First, Amazon will fight tooth and nail to resist laws like this one. Online retailers have long been dangerously dependent on paying low wages in order to stay solvent or occasionally profitable. Laws which stand to drive those costs up are nothing less than an existential threat. If you have any doubt about that, look no further than responses to unionization, which would have a similar impact.
Second, Amazon’s retail business model is worth watching closely in the months ahead. The company is under growing regulatory pressure, with two active Federal Trade Commission lawsuits scrutinizing whether it has employed deceptive and anti-competitive business practices. Its relationship with third party sellers is not good. It’s relationship with salaried staff is also not good. Is this just normal creaking, or is the ship starting to list?

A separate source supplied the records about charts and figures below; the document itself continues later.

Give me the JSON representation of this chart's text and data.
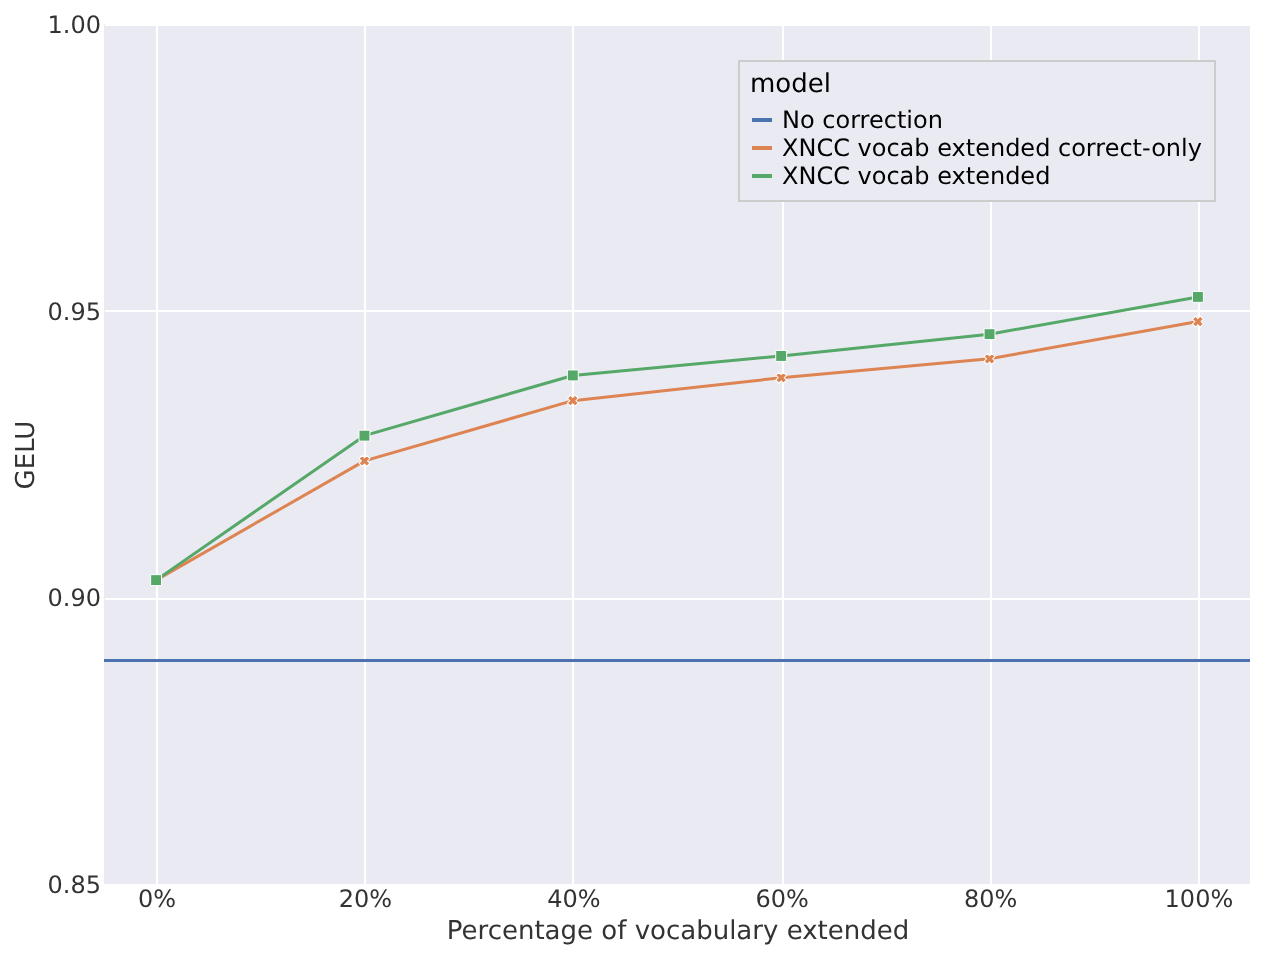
{
  "chart_data": {
    "type": "line",
    "xlabel": "Percentage of vocabulary extended",
    "ylabel": "GELU",
    "legend_title": "model",
    "legend": "top right",
    "grid": true,
    "line_style": "solid",
    "xlim": [
      -5,
      105
    ],
    "xticks": [
      {
        "value": 0,
        "label": "0%"
      },
      {
        "value": 20,
        "label": "20%"
      },
      {
        "value": 40,
        "label": "40%"
      },
      {
        "value": 60,
        "label": "60%"
      },
      {
        "value": 80,
        "label": "80%"
      },
      {
        "value": 100,
        "label": "100%"
      }
    ],
    "ylim": [
      0.85,
      1.0
    ],
    "yticks": [
      {
        "value": 0.85,
        "label": "0.85"
      },
      {
        "value": 0.9,
        "label": "0.90"
      },
      {
        "value": 0.95,
        "label": "0.95"
      },
      {
        "value": 1.0,
        "label": "1.00"
      }
    ],
    "series": [
      {
        "name": "No correction",
        "color": "#4c72b0",
        "marker": "none",
        "x": [
          -5,
          105
        ],
        "values": [
          0.889,
          0.889
        ]
      },
      {
        "name": "XNCC vocab extended correct-only",
        "color": "#dd8452",
        "marker": "cross",
        "x": [
          0,
          20,
          40,
          60,
          80,
          100
        ],
        "values": [
          0.903,
          0.9238,
          0.9343,
          0.9383,
          0.9416,
          0.9481
        ]
      },
      {
        "name": "XNCC vocab extended",
        "color": "#55a868",
        "marker": "square",
        "x": [
          0,
          20,
          40,
          60,
          80,
          100
        ],
        "values": [
          0.903,
          0.9282,
          0.9387,
          0.9421,
          0.9459,
          0.9524
        ]
      }
    ]
  }
}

If so, it illustrates the risk of building a strategy on a shaky assumption. Like the assumption that warehouse labor will stay dirt cheap forever, and that regulators, unions, workers, and other stakeholders will never exert themselves.
When we see increases in the kind of flagrant lawbreaking on display here, it exposes something about the corporate state of mind.
Add to that Amazon’s recently increased reliance on deception and misrepresentation, legal maneuvering, and rampant pissing contests with regulators, and we might be glimpsing an uptick in anxiety among senior executives. The corporate amygdala seems to be in charge more often.
This may explain why Amazon continues to pile up cash instead of investing in its workforce. Could be someone thinks a storm is coming.
TC is an independent writer and expert in organizational leadership. He is a former Amazon general manager with seven peak seasons of operational experience.